We talked in my classes this week about the first husband and wife. I asked them if they thought Eve was beautiful- most think she was. I told them the biggest decision we make after committing to follow Christ is who we marry and that it is a lifelong vow. Not everyone shares that sentiment as you will see in the following entry which I penned on December 5, 2006.
The headline jumped out at me. I was catching up with my reading, surveying the interesting parts of this Sunday's Houston Chronicle newspaper. It was in the Lifestyle section, directly above announcements for engagements and Golden Wedding anniversaries.
You, Too, Can Celebrate The End Of A Marriage In Style
Beneath it, the subtitle read,
Divorce parties aren't just for the stars anymore.

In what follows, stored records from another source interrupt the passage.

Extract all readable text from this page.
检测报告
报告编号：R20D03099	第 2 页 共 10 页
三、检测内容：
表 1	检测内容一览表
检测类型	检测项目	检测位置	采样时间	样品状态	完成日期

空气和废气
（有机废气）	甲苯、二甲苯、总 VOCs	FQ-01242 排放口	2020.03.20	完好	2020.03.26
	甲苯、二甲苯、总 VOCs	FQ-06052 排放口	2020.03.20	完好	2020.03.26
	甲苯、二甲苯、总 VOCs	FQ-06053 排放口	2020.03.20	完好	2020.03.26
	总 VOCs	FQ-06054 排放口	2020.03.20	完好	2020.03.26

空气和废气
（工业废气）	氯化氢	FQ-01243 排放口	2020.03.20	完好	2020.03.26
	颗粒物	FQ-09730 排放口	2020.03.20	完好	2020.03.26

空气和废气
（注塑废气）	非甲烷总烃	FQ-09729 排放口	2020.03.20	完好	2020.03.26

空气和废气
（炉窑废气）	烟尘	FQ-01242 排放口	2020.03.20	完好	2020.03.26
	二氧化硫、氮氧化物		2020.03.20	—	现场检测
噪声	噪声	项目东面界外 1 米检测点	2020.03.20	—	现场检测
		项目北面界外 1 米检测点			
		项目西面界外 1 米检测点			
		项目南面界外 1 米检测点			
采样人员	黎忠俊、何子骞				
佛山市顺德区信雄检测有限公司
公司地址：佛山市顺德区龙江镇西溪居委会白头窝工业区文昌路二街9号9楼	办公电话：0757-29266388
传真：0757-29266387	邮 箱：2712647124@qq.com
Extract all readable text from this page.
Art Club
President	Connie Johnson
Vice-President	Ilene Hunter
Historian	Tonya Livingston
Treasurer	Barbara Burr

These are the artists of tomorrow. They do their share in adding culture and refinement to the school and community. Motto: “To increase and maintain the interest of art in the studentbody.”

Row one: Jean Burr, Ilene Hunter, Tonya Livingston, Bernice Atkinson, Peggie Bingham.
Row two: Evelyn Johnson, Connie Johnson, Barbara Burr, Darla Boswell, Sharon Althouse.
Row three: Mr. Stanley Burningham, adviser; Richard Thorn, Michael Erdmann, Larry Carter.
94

The story centered on a growth industry: throwing parties for those whose marriages unravel to the point of dissolution. Andrew Wintner, an executive for one of these specialty companies, summarized the focus of his business:"Instead of celebrating the end of someone's freedom, we'll be celebrating the beginning of their freedom."The article included a picture of a laughing ex-wife, enjoying herself tremendously with an appropriately decorated divorce cake. Ironically, there was no mention of God, vows, or 'til death do us part' in the short feature. They must have been edited out due to space constraints.
A few nights back, my phone rang past the time when I get called. It was a familiar voice on the other end. She played high school basketball for me in rural Georgia. After graduation, she married a young man, another of my students, and she was living her dream life as a wife and mother. It came crashing down on her in 2005 when her beloved husband collapsed and died. At thirty-seven, she became a widow with a ten year old daughter and a thirteen year old son. Compounding her grief was an accident two weeks ago which left her father-in-law in the ICU with her kids facing the possibility of losing their saintly grandfather along with their dad. She needed to talk and I needed to listen. That's what coaches do when the uniforms are packed away for the last time. This morning, I took a class period and had my students write my former player and offer condolences as well as hope. As part of the process, I encourage them to tell their life stories as a way of sharing their own heartaches as well as triumphs. They did, sometimes painfully so. One young lady told of her parent's bitter divorce and what precipitated it. She called the experience, "the hardest thing in my life." The destruction of the marriage of her mother and father has, by her own admission, devastated her but she is a tough kid and she will make it.
That's what was missing from the divorce party story. There was no mention of the children. No talk of custody battles. No discussion of kids requiring counseling. I understand intellectually that divorce happens and you have to move on but to seemingly mock the situation belittles the ones who have no say so in the outcome. Riding to a basketball game this afternoon, one of my current players and I were talking about marriage and she told me whoever she married must have parents. That's parents...plural. She has come from a background of terrible family suffering and she knows what will be best for her. I wish they would have asked this thirteen year old for a quote in that article. She would have shed some light from the perspective of the victims. They don't throw a party for them.
Applicable quote of the day:
"It's my party and I'll cry if I want to,
Cry if I want to,
Cry if I want to,You would cry, too, if it happened to you."